I'm jelous of the green paint! I can't wait to get mine done (ruby red isn't cutting it).


----------



## MinorThreat (May 19, 2002)

That color is soooooooo nice! where did you get that spoiler? which company makes it? keep up the good work on your ride! i really like it


----------



## NiN_00 (Apr 30, 2002)

thank you thank you...iv put all lot of time and care in this car (money too bleh)

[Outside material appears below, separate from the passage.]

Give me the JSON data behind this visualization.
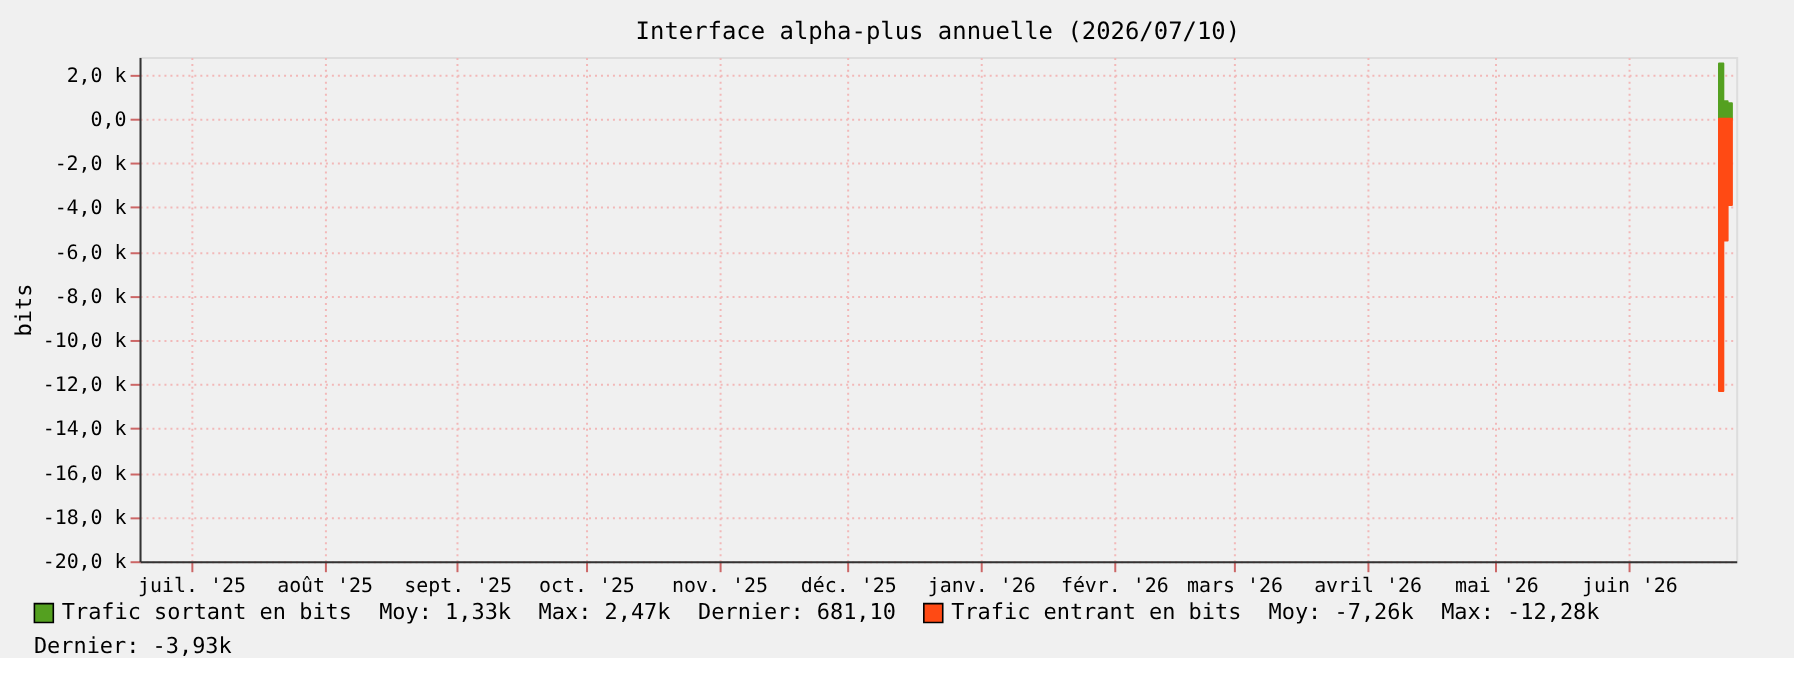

just waiting for 1500 bucks to fall in my lap so i can drop the DE-T in her

i should be getting my SE-R interior sooner or later full interior door panels and all 

and for the spoiler your guess is good as mine lol not to sure what kind is ...but i really dig my car without it...but there a bunch of sticky shit on the trunk so i had to put it on 

SmokEd LeNse's 0WnZ j00! lol sorry


----------



## barnoun (May 7, 2002)

Car's looking great man! What did you use for the smoke...and how did you attach the front lip?


----------



## NiN_00 (Apr 30, 2002)

barnoun said:


> *Car's looking great man! What did you use for the smoke...and how did you attach the front lip? *


those are 2 excelent questions Jose

1. the smoked color is color called Window Tint ...its for Model's so just went to a hobby shop and looked around

2. The lip is on there with a double sided foam tape  i need to get something to re-enforce it so it wont buckle alttle when cruising on the freeway


----------



## barnoun (May 7, 2002)

Cool...I think I'll look for that tint...we'll be a nice little quick and simple project. Hmm, maybe you can somehow screw the lip to the bumper from underneath(not noticible from the front)...


----------



## div3r5ity (Jun 3, 2002)

*front lip*

where did u get the front lip from?


----------



## NiN_00 (Apr 30, 2002)

whoa shit i thought this thread was long gone  you brang it to life agian


----------



## SuperblkStalion (Aug 26, 2002)

NiN_00 said:


> *whoa shit i thought this thread was long gone  you brang it to life agian *


 yup it is still here hehe

jr


----------



## rios (Jun 10, 2002)

thats a clean ass ride man! but id do smoething about the grill. looks kinda empty


----------



## NiN_00 (Apr 30, 2002)

its out i have the stock back on i got tired of looking at it


----------



## Ninety-Nine SE-L (May 5, 2002)

cool b13, I would try a different grill though. it looks like someone stile your grill or something.


----------



## NISMO-CONVERT (Jun 21, 2002)

Well, I am only guessing, but I am 99% sure that lip is 4" floor moulding bought from Home Depot. My buddy did that to one of his rides and he said it was the best $8 add on he ever did


----------



## NiN_00 (Apr 30, 2002)

it is  heh i only spent 4 bucks i love it heh


----------